9. Contentious Elections. There were elections for both the Town Council and the Board of Education in 2023 and they seemed to have endless twists and turns. Mike Boone and Dominic Ferry ran for the BOE, but Ferry didn’t participate in either an in-person candidate forum or a virtual forum. Boone won by almost a two-to-one margin. In the Town Council race, both Christine McGrath and Alex Roman ran for re-election, and they were challenged by Christian Strumolo, who wound up having his own challenges. In the closing days of the campaign, Verona residents got a letter on Strumolo campaign stationary falsely asserting that Roman and McGrath supported a cannabis dispensary at Pilgrim Plaza. Roman and McGrath easily won re-election, but the drama wasn’t over. A citizens’ campaign lobbied hard for McGrath, the top vote getter, to be named mayor, even though that isn’t the rule that the Council follows when it picks the ceremonial mayor from among its members. At its July reorganization meeting, the Council chose Dr. Christopher Tamburro to be mayor and Jack McEvoy to be deputy mayor.

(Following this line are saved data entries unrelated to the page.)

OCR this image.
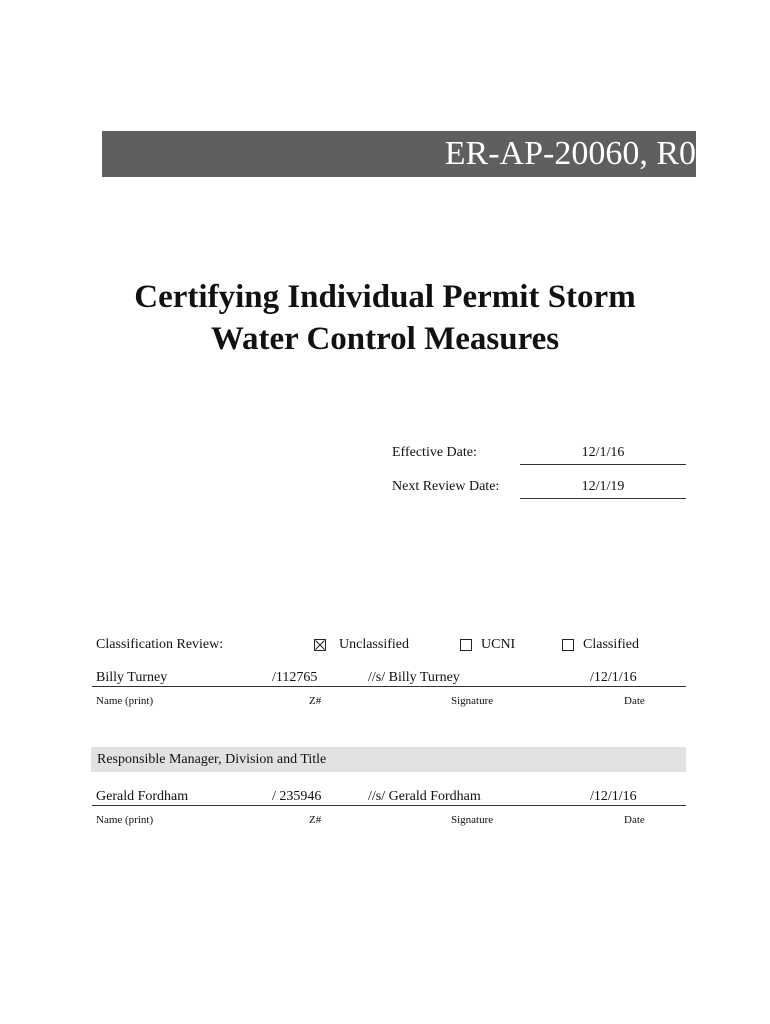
ER-AP-20060, R0
Certifying Individual Permit Storm
Water Control Measures
Effective Date:	12/1/16
Next Review Date:	12/1/19
Classification Review:	Unclassified	UCNI	Classified
Billy Turney	/112765	//s/ Billy Turney	/12/1/16
Name (print)	Z#	Signature	Date
Responsible Manager, Division and Title
Gerald Fordham	/ 235946	//s/ Gerald Fordham	/12/1/16
Name (print)	Z#	Signature	Date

10. Slavery In Verona? Yes, Here Too. As part of his Capstone, George Donnelly took on one of the most unusual stories ever published on MyVeronaNJ. Working off research compiled by a descendant of one of the first European settlers in our area, Donnelly reported that seven individuals in what is now Verona had been slave owners, including a man often recognized as a founder of Verona’s pre-Civil War economy, Dr. Christian Bone.

Finally, two notes on the news. Some readers ask why we publish obituaries. They have been a key element of MyVeronaNJ’s coverage since the beginning and, unlike local print media, we don’t charge for them. We publish obituaries because the residents of Verona are key elements of every story we tell. What they do, where they volunteer, the lives they live and the legacy they leave behind. And every year, we remind readers of all the lives lost in the last 12 months.

As a digital news platform, we also have stories that draw reader interest long after they are first published. In 2023, that was our 2016 story of VHS graduate Vincent Lombardi, who played himself in “Sully,” the Tom Hanks movie about the plane that landed in the Hudson River.

Vincent Lombardi and his wife Dina with Tom Hanks at the premiere of “Sully”.